= Navajo Indian Irrigation Project =

Water management project in New Mexico

The Navajo Indian Irrigation Project (NIIP) is a large agricultural development located in the northwest corner of New Mexico. The NIIP is one of the largest Native American owned and operated agricultural businesses in the United States. This venture finds its origins in the 1930s when the federal government was looking for economic development for the Navajo Nation. The NIIP was approved in 1962 by Congress. The Bureau of Reclamation received the task of constructing this project.

The water supply is provided by Navajo Lake, the reservoir formed behind Navajo Dam on the San Juan River. Water is transported southwest and distributed via 70.2 mi of main canals and 340 mi of laterals. The project service area is composed of the high benchlands south of Farmington, which experience an arid climate.

Originally designed to provide jobs for Native American family farms the project has transformed into a large corporate entity.

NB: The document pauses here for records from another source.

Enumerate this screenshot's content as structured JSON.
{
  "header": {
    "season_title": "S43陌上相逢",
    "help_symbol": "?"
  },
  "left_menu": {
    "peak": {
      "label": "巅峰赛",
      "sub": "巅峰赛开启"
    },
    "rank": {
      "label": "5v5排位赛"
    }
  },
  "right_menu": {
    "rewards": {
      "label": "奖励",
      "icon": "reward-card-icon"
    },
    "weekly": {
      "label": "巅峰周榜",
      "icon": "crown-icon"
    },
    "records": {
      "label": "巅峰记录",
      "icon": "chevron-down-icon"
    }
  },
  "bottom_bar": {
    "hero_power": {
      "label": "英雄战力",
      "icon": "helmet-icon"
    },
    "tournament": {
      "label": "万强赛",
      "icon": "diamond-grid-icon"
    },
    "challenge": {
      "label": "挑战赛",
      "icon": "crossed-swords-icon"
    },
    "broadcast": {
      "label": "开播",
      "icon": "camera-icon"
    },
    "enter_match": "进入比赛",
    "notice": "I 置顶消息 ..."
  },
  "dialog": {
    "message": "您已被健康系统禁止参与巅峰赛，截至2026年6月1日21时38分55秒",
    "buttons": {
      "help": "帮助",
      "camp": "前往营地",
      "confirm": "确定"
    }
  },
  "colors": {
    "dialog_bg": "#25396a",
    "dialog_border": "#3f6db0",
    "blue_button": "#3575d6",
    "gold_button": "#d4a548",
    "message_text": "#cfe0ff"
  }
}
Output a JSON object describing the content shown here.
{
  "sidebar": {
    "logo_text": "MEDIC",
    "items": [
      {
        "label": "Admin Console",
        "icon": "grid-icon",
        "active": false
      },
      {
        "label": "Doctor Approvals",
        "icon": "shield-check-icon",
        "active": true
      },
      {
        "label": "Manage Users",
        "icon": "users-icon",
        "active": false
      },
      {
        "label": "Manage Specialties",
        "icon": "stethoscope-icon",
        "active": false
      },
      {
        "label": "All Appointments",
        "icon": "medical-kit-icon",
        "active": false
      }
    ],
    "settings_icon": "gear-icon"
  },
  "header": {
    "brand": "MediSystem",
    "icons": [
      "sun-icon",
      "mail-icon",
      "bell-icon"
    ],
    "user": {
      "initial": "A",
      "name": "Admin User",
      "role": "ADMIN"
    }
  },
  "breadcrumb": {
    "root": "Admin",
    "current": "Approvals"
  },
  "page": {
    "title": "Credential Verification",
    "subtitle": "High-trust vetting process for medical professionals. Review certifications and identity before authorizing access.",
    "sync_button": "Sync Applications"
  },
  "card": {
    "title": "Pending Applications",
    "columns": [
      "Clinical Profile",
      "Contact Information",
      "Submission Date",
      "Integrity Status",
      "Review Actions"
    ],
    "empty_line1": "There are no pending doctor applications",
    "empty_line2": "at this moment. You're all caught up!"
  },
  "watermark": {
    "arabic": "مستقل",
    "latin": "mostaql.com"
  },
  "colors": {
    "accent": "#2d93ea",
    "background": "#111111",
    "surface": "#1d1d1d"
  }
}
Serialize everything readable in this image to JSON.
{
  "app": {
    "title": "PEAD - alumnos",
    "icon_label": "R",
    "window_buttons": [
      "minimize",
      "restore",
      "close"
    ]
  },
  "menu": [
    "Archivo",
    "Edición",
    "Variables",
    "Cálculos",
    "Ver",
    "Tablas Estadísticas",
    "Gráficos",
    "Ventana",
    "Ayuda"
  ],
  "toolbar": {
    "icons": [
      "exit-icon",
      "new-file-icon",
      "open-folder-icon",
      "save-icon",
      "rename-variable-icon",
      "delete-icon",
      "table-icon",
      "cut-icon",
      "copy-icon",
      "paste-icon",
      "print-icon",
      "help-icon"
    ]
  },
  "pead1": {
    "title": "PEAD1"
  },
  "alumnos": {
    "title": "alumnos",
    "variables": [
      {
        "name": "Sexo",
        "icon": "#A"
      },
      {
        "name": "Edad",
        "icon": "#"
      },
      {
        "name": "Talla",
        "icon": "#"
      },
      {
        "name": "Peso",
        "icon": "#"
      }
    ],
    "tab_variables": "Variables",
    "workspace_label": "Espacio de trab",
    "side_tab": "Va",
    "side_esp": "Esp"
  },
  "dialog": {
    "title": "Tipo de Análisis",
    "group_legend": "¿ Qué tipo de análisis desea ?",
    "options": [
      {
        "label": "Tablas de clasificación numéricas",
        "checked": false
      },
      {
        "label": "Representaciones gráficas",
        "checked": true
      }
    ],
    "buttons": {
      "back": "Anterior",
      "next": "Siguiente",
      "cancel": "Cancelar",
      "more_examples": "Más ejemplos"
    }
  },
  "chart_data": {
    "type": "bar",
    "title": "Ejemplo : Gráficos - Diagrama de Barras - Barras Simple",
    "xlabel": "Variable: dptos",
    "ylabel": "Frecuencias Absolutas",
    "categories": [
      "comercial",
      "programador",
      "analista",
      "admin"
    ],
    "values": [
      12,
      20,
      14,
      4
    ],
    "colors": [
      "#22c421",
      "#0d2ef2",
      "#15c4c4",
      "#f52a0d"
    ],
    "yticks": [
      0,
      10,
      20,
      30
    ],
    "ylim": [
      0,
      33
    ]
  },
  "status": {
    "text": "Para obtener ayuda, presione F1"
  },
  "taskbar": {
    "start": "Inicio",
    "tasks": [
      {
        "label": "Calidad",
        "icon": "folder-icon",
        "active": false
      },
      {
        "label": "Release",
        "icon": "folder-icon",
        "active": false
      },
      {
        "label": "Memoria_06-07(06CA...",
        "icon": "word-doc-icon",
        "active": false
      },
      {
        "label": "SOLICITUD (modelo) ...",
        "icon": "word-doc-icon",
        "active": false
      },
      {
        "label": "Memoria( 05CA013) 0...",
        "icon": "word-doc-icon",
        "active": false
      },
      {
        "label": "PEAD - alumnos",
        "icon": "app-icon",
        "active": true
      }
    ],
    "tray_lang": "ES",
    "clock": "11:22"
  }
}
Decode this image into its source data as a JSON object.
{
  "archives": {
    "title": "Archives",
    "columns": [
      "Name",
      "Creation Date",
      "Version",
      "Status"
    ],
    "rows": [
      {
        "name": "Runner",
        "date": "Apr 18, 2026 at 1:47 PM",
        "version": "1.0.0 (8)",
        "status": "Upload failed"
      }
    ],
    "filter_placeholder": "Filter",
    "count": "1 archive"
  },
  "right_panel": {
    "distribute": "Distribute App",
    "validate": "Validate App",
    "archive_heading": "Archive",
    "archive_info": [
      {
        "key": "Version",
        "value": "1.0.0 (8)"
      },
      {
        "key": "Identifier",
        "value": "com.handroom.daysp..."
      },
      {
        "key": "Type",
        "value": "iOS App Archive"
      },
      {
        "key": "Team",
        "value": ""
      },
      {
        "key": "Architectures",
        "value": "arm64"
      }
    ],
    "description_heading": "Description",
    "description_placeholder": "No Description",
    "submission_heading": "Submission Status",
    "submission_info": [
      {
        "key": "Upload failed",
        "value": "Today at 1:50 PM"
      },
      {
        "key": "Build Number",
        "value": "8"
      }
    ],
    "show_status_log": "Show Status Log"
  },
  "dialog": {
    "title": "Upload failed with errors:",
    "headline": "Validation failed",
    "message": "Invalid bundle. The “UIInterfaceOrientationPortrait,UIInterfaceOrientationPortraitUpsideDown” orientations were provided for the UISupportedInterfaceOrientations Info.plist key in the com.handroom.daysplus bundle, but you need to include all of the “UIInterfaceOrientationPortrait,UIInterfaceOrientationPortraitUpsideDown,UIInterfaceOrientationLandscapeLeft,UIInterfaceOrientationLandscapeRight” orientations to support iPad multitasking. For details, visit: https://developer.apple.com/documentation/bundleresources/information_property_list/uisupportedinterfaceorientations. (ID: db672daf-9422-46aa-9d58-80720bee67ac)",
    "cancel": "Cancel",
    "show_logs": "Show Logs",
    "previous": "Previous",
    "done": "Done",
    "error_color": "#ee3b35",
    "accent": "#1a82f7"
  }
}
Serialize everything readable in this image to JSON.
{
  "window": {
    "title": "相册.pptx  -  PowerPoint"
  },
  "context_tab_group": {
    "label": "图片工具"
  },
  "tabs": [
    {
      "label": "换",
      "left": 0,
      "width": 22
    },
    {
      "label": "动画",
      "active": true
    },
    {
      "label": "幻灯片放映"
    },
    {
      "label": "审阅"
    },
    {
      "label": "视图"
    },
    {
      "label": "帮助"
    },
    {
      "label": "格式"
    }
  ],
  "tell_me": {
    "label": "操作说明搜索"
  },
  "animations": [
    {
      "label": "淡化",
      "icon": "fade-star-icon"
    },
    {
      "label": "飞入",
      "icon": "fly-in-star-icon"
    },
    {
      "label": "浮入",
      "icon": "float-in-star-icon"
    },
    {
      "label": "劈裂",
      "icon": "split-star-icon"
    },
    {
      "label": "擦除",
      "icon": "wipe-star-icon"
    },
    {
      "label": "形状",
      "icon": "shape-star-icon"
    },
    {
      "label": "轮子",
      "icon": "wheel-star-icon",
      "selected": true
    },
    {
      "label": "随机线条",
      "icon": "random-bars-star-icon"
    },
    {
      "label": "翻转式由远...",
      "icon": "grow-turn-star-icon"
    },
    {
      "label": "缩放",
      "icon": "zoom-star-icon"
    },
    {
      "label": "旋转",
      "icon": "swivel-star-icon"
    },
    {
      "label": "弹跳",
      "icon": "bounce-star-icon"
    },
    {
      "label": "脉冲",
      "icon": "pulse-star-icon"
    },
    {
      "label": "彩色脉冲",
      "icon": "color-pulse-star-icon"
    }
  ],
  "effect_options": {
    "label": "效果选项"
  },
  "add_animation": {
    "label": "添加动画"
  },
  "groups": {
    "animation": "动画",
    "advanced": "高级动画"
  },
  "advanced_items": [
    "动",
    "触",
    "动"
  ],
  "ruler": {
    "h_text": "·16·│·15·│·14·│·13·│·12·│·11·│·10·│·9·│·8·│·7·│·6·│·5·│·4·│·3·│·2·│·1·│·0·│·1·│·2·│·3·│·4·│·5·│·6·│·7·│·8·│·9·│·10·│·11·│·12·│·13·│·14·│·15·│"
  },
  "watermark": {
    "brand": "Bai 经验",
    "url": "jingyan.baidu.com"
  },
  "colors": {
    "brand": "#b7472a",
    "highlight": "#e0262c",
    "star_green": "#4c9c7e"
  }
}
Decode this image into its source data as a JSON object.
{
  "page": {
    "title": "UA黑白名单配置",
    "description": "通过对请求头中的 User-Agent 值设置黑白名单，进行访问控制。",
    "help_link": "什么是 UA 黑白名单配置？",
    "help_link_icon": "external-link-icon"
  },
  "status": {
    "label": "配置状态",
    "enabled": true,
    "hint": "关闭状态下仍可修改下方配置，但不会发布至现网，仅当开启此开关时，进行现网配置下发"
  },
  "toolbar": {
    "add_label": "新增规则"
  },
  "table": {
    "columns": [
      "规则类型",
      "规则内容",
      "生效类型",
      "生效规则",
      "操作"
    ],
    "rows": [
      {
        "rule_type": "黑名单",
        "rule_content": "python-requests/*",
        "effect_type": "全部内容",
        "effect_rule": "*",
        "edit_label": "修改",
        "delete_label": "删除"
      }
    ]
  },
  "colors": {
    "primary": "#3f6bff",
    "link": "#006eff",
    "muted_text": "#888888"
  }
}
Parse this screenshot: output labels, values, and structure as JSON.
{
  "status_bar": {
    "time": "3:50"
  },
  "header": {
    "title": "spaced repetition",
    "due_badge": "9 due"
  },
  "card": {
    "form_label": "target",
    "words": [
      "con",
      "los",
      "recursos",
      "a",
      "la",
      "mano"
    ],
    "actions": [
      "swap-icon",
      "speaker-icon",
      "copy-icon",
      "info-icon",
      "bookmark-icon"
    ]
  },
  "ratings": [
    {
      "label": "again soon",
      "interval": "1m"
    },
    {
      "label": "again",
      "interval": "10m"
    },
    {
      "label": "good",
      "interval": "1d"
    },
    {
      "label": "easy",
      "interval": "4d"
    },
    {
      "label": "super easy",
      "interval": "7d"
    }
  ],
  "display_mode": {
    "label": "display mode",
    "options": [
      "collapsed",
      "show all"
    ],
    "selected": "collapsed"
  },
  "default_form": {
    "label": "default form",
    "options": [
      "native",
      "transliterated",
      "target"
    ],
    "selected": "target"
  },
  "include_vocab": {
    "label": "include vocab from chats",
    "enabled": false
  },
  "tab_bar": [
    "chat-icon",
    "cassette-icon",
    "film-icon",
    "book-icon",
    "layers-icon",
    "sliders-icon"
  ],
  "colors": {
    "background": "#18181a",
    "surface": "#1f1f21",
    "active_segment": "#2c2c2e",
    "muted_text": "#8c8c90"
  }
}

The project was authorized on June 13, 1962 for the irrigation of 110630 acre, and construction began in 1964. The canal systems and most of the drainage systems were completed by the end of 1977, and farmland was gradually brought into production in "blocks" averaging 10000 acre. As of 2011, seven blocks totaling 63881 acre of farmland were irrigated, with an eighth block under development.

The project is entitled to 508000 acre feet of San Juan River water each year.